E no que isso afeta sua saúde? Alguns estudos mostram que a exposição, tanto aguda quanto crônica, está relacionada a problemas gastrintestinais, neurológicos, reprodutivos, endocrinológicos e a determinados tipos de câncer.
Em 2015, a Agência Internacional de Pesquisa em Câncer (IARC) publicou pesquisa mostrando que o glifosato, a malationa, diazinoma, tetraclorvinfós e parationa são potenciais agentes carcinogênicos. O glifosato é um dos produtos mais usados mundialmente.
No Women Health Iniciative Observational Study, que acompanhou cerca de 93.000 mulheres na pós menopausa, encontrou-se consistência na relação entre a exposição à inseticidas e o risco de artrite reumatóide, especialmente entre aquelas com histórico de maior exposição em áreas rurais.
E o que você pode fazer para mudar esse cenário? Opte por alimentos da época, dê preferência aos produtores locais, ou alimentos com identificação do produtor, e alimentos orgânicos. Incentive a agricultura familiar! Ela produz a maior parte do que consumimos, sem uso de sementes transgênicas e agrotóxicos.
E, finalmente, enquanto sociedade, o que nos cabe fazer? O uso abusivo de agrotóxicos representa um problema de saúde pública e INCA, FIOCRUZ e ABRASCO (documento completo na biblioteca) publicaram documentos se posicionando contra as atuais práticas de agrotóxicos no país, ressaltando seu risco à saúde e chamando atenção para a necessidade de regulação e controle do seu uso e de ações de enfrentamento.
Há um Programa Nacional para Redução do uso de Agrotóxicos, o PRONARA, de 2015, com o objetivo de regular e assegurar a construção de programas de redução de uso de agrotóxicos, com conversão para sistemas de produção orgânicos e de base agroecológica. Você tem acesso a cartilha aqui.

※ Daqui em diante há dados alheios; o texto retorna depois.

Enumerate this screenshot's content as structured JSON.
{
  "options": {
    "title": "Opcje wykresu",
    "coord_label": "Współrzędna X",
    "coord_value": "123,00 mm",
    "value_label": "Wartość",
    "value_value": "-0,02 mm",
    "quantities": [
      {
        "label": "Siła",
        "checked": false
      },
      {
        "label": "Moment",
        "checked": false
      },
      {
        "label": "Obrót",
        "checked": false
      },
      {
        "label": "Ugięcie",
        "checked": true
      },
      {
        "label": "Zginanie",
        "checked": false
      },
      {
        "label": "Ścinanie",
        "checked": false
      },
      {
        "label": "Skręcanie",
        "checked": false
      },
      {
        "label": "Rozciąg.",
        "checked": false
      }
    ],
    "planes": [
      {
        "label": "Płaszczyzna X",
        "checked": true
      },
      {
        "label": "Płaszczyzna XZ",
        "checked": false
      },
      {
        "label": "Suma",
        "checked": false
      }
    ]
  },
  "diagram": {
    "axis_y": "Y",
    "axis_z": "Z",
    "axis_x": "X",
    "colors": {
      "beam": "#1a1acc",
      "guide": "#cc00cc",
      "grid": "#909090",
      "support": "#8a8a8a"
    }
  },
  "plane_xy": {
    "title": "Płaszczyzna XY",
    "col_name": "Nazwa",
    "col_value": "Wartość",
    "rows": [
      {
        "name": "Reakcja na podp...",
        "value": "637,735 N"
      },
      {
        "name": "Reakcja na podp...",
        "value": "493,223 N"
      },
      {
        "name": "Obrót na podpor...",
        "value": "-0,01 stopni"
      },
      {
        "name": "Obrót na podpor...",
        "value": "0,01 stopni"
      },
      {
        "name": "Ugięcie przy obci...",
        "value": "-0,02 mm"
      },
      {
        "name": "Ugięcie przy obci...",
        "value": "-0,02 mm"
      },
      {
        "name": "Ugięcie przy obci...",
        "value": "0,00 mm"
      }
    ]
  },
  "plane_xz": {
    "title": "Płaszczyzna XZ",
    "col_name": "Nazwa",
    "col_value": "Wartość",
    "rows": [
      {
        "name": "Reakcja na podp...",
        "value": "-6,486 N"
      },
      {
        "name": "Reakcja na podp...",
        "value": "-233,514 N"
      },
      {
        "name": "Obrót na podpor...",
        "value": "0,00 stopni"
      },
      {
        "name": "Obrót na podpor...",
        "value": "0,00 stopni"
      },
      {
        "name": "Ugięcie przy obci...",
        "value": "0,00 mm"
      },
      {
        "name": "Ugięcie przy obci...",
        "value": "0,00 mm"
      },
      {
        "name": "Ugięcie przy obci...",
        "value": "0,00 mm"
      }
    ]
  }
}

Enquanto sociedade é necessário atuar na busca alternativas, além de exigir adoção de medidas severas que assegurem a saúde da população.
Quer saber mais? Tem 3 dicas de filmes/documentários ótimos sobre o assunto!
O veneno está na mesa
O mundo segundo a Monsanto
Nuvens de veneno
Referências
INCA. Posicionamento do Instituto Nacional de Câncer José Alencar Gomes da Silva acerca do agrotóxicos. Rio de Janeiro, 2015.

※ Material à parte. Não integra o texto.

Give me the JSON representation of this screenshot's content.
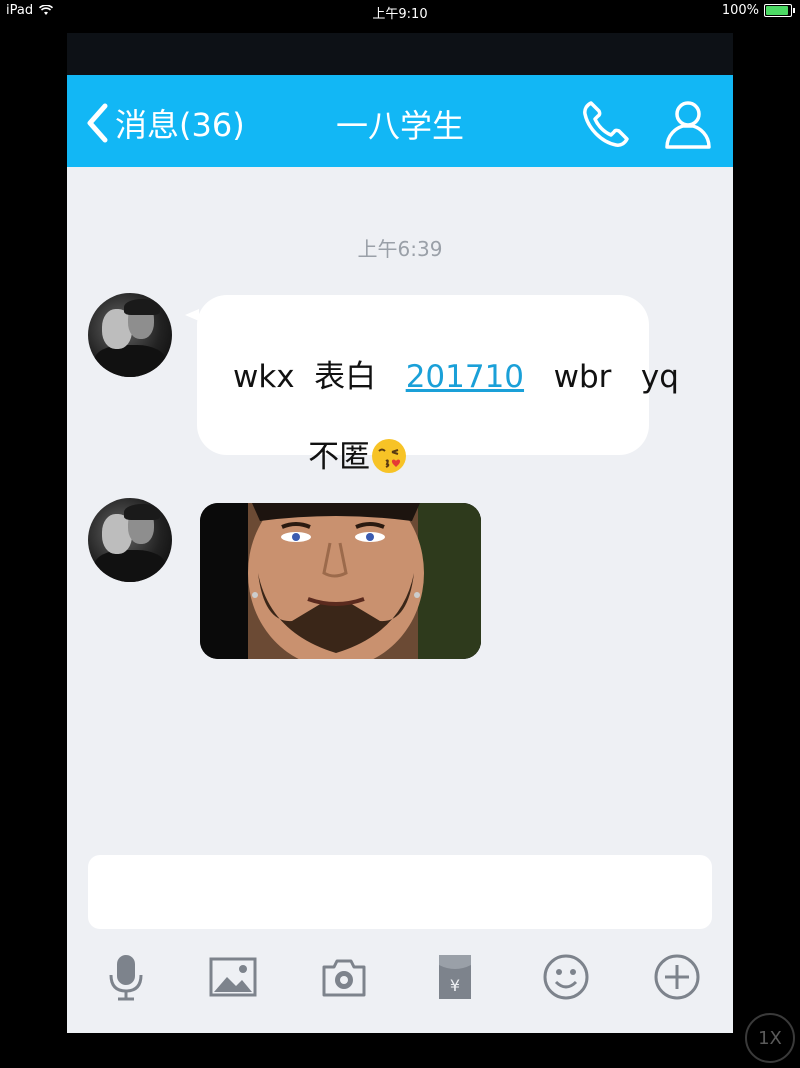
{
  "status_bar": {
    "device": "iPad",
    "time": "上午9:10",
    "battery": "100%"
  },
  "nav": {
    "back_label": "消息(36)",
    "title": "一八学生"
  },
  "chat": {
    "timestamp": "上午6:39",
    "message1": {
      "line1_prefix": "表白",
      "line1_link": "201710",
      "line1_suffix": "wbr   yq",
      "line2": "wkx",
      "line3": "不匿"
    }
  },
  "toolbar": {
    "icons": [
      "microphone-icon",
      "image-icon",
      "camera-icon",
      "red-packet-icon",
      "emoji-icon",
      "plus-icon"
    ]
  },
  "speed_button": {
    "label": "1X"
  },
  "colors": {
    "nav_bg": "#12b7f5",
    "chat_bg": "#eef0f4",
    "link": "#1aa0d8",
    "icon_gray": "#7d838c"
  }
}
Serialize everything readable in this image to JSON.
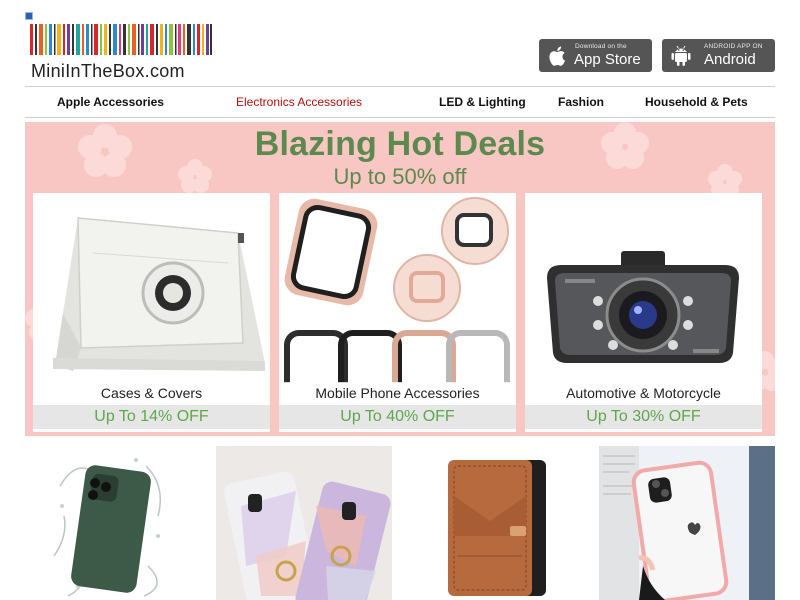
{
  "header": {
    "logo_text": "MiniInTheBox.com",
    "apple_button": {
      "small": "Download on the",
      "big": "App Store"
    },
    "android_button": {
      "small": "ANDROID APP ON",
      "big": "Android"
    }
  },
  "nav": {
    "items": [
      {
        "label": "Apple Accessories",
        "active": false
      },
      {
        "label": "Electronics Accessories",
        "active": true
      },
      {
        "label": "LED & Lighting",
        "active": false
      },
      {
        "label": "Fashion",
        "active": false
      },
      {
        "label": "Household & Pets",
        "active": false
      }
    ]
  },
  "banner": {
    "title": "Blazing Hot Deals",
    "subtitle": "Up to 50% off",
    "cards": [
      {
        "name": "Cases & Covers",
        "deal": "Up To 14% OFF",
        "image": "white-tablet-case"
      },
      {
        "name": "Mobile Phone Accessories",
        "deal": "Up To 40% OFF",
        "image": "watch-bumper-cases"
      },
      {
        "name": "Automotive & Motorcycle",
        "deal": "Up To 30% OFF",
        "image": "car-dash-camera"
      }
    ]
  },
  "products": [
    {
      "image": "green-phone-case-splash"
    },
    {
      "image": "marble-phone-cases"
    },
    {
      "image": "leather-wallet-case"
    },
    {
      "image": "clear-pink-bumper-case"
    }
  ],
  "colors": {
    "accent_green": "#5c8a4e",
    "deal_green": "#5ea84b",
    "active_nav": "#b31010",
    "banner_bg": "#f9c7c3",
    "store_button": "#555555"
  }
}
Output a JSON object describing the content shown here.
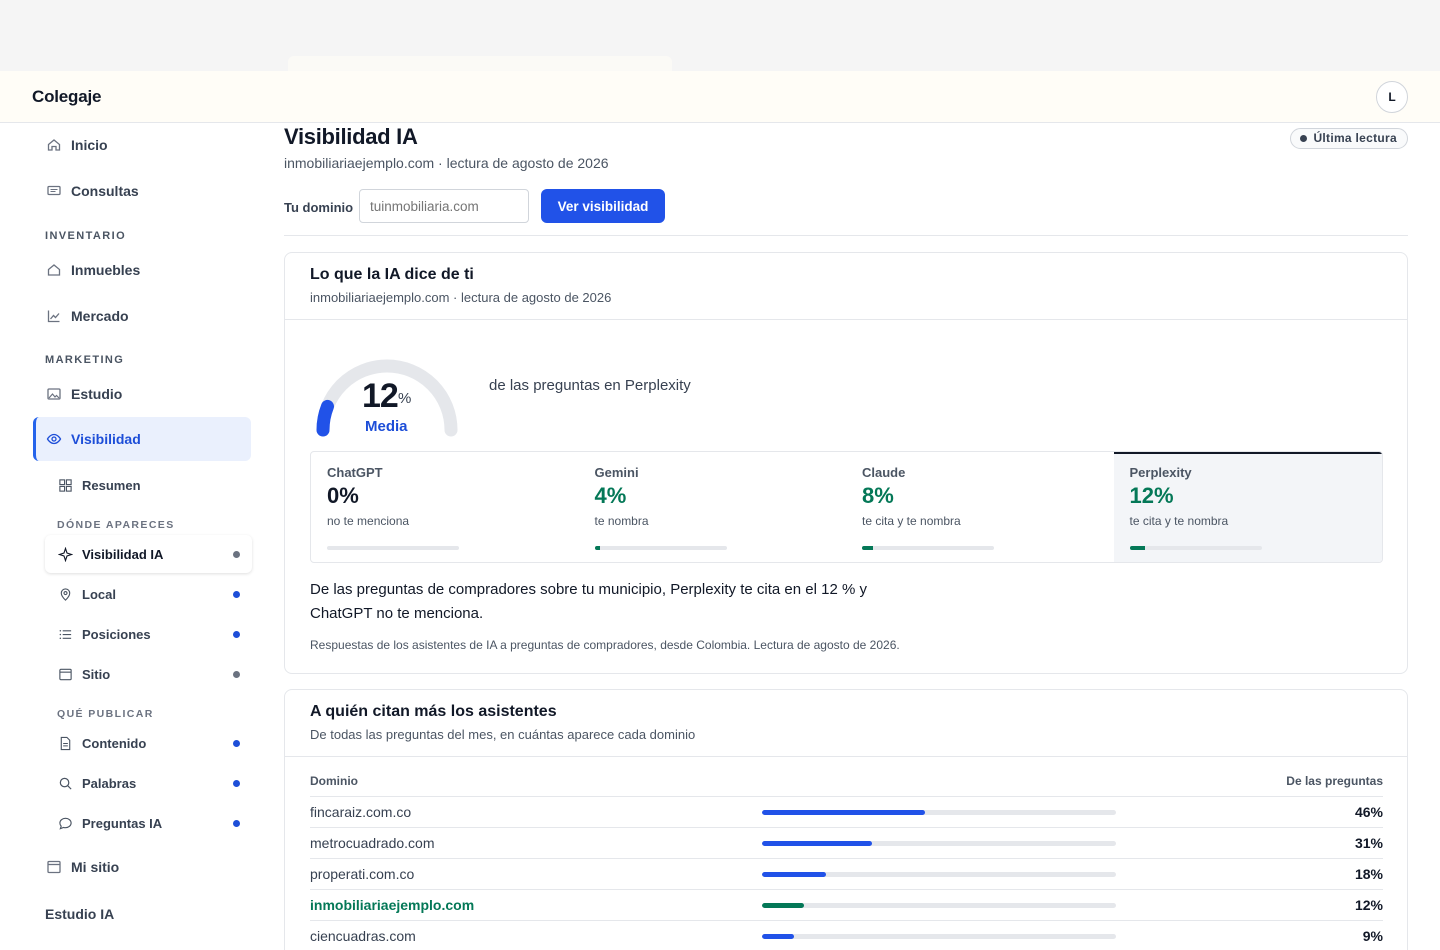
{
  "app": {
    "brand": "Colegaje",
    "avatar_initial": "L"
  },
  "sidebar": {
    "inicio": "Inicio",
    "consultas": "Consultas",
    "section_inventario": "INVENTARIO",
    "inmuebles": "Inmuebles",
    "mercado": "Mercado",
    "section_marketing": "MARKETING",
    "estudio": "Estudio",
    "visibilidad": "Visibilidad",
    "resumen": "Resumen",
    "section_donde": "DÓNDE APARECES",
    "visibilidad_ia": "Visibilidad IA",
    "local": "Local",
    "posiciones": "Posiciones",
    "sitio": "Sitio",
    "section_que": "QUÉ PUBLICAR",
    "contenido": "Contenido",
    "palabras": "Palabras",
    "preguntas_ia": "Preguntas IA",
    "mi_sitio": "Mi sitio",
    "estudio_ia": "Estudio IA"
  },
  "page": {
    "title": "Visibilidad IA",
    "subtitle": "inmobiliariaejemplo.com · lectura de agosto de 2026",
    "badge": "Última lectura",
    "domain_label": "Tu dominio",
    "domain_placeholder": "tuinmobiliaria.com",
    "domain_button": "Ver visibilidad"
  },
  "card_ai": {
    "title": "Lo que la IA dice de ti",
    "subtitle": "inmobiliariaejemplo.com · lectura de agosto de 2026",
    "gauge_value": "12",
    "gauge_value_num": 12,
    "gauge_unit": "%",
    "gauge_label": "Media",
    "gauge_desc": "de las preguntas en Perplexity",
    "engines": [
      {
        "name": "ChatGPT",
        "value": "0%",
        "pct": 0,
        "note": "no te menciona",
        "color": "#111827"
      },
      {
        "name": "Gemini",
        "value": "4%",
        "pct": 4,
        "note": "te nombra",
        "color": "#047857"
      },
      {
        "name": "Claude",
        "value": "8%",
        "pct": 8,
        "note": "te cita y te nombra",
        "color": "#047857"
      },
      {
        "name": "Perplexity",
        "value": "12%",
        "pct": 12,
        "note": "te cita y te nombra",
        "color": "#047857"
      }
    ],
    "summary": "De las preguntas de compradores sobre tu municipio, Perplexity te cita en el 12 % y ChatGPT no te menciona.",
    "footnote": "Respuestas de los asistentes de IA a preguntas de compradores, desde Colombia. Lectura de agosto de 2026."
  },
  "card_cites": {
    "title": "A quién citan más los asistentes",
    "subtitle": "De todas las preguntas del mes, en cuántas aparece cada dominio",
    "col_domain": "Dominio",
    "col_share": "De las preguntas",
    "rows": [
      {
        "domain": "fincaraiz.com.co",
        "value": "46%",
        "pct": 46,
        "own": false
      },
      {
        "domain": "metrocuadrado.com",
        "value": "31%",
        "pct": 31,
        "own": false
      },
      {
        "domain": "properati.com.co",
        "value": "18%",
        "pct": 18,
        "own": false
      },
      {
        "domain": "inmobiliariaejemplo.com",
        "value": "12%",
        "pct": 12,
        "own": true
      },
      {
        "domain": "ciencuadras.com",
        "value": "9%",
        "pct": 9,
        "own": false
      }
    ]
  },
  "colors": {
    "accent": "#2152e8",
    "good": "#047857",
    "active_bg": "#eaf0fd"
  }
}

Parks CG, Walitt BT, Pettinger M, Chen J, Roo AJ, et al. Insecticide use and risk of Rheumatoid Arthritis and Systemic Lupus Erythematosus in the Women’s Health Initiative Observational Study. Arthritis Care & Research, 2011. 63 (2), pp 184–194
Landrigan PJ, Benbrook C. GMOs, Herbicide. N Engl J Med, 2015. 373 (8)
Tomitch R, Barchi CWCB, Castro Feitosa MCJ, Lobo RSV, Tamega Junior WP. Programa de análise de resíduos de agrotóxicos em alimentos – PARA: rastreamento dos alimentos com resultados insatisfatórios no município de São Paulo. São Paulo, 2016.
ANVISA. Programa de análise de resíduos de agrotóxicos em alimentos – PARA: relatório das análises de amostras monitoradas no período de 2013 a 2015. Brasília, 2016.
Carneiro FF, Augusto LGS, Rigotto RM, Friedrich K, Búrigo AC (org). Dossiê ABRASCO: um alerta sobre os impactos dos agrotóxicos na saúde. São Paulo: Expressão Popular, 2015.
Articulação Nacional de Agroecologia (Brasil). PRONARA já: pela implementação imediata do Programa Nacional para Redução de Agrotóxicos. – 1. ed. - Rio de Janeiro: AS-PTA, 2015.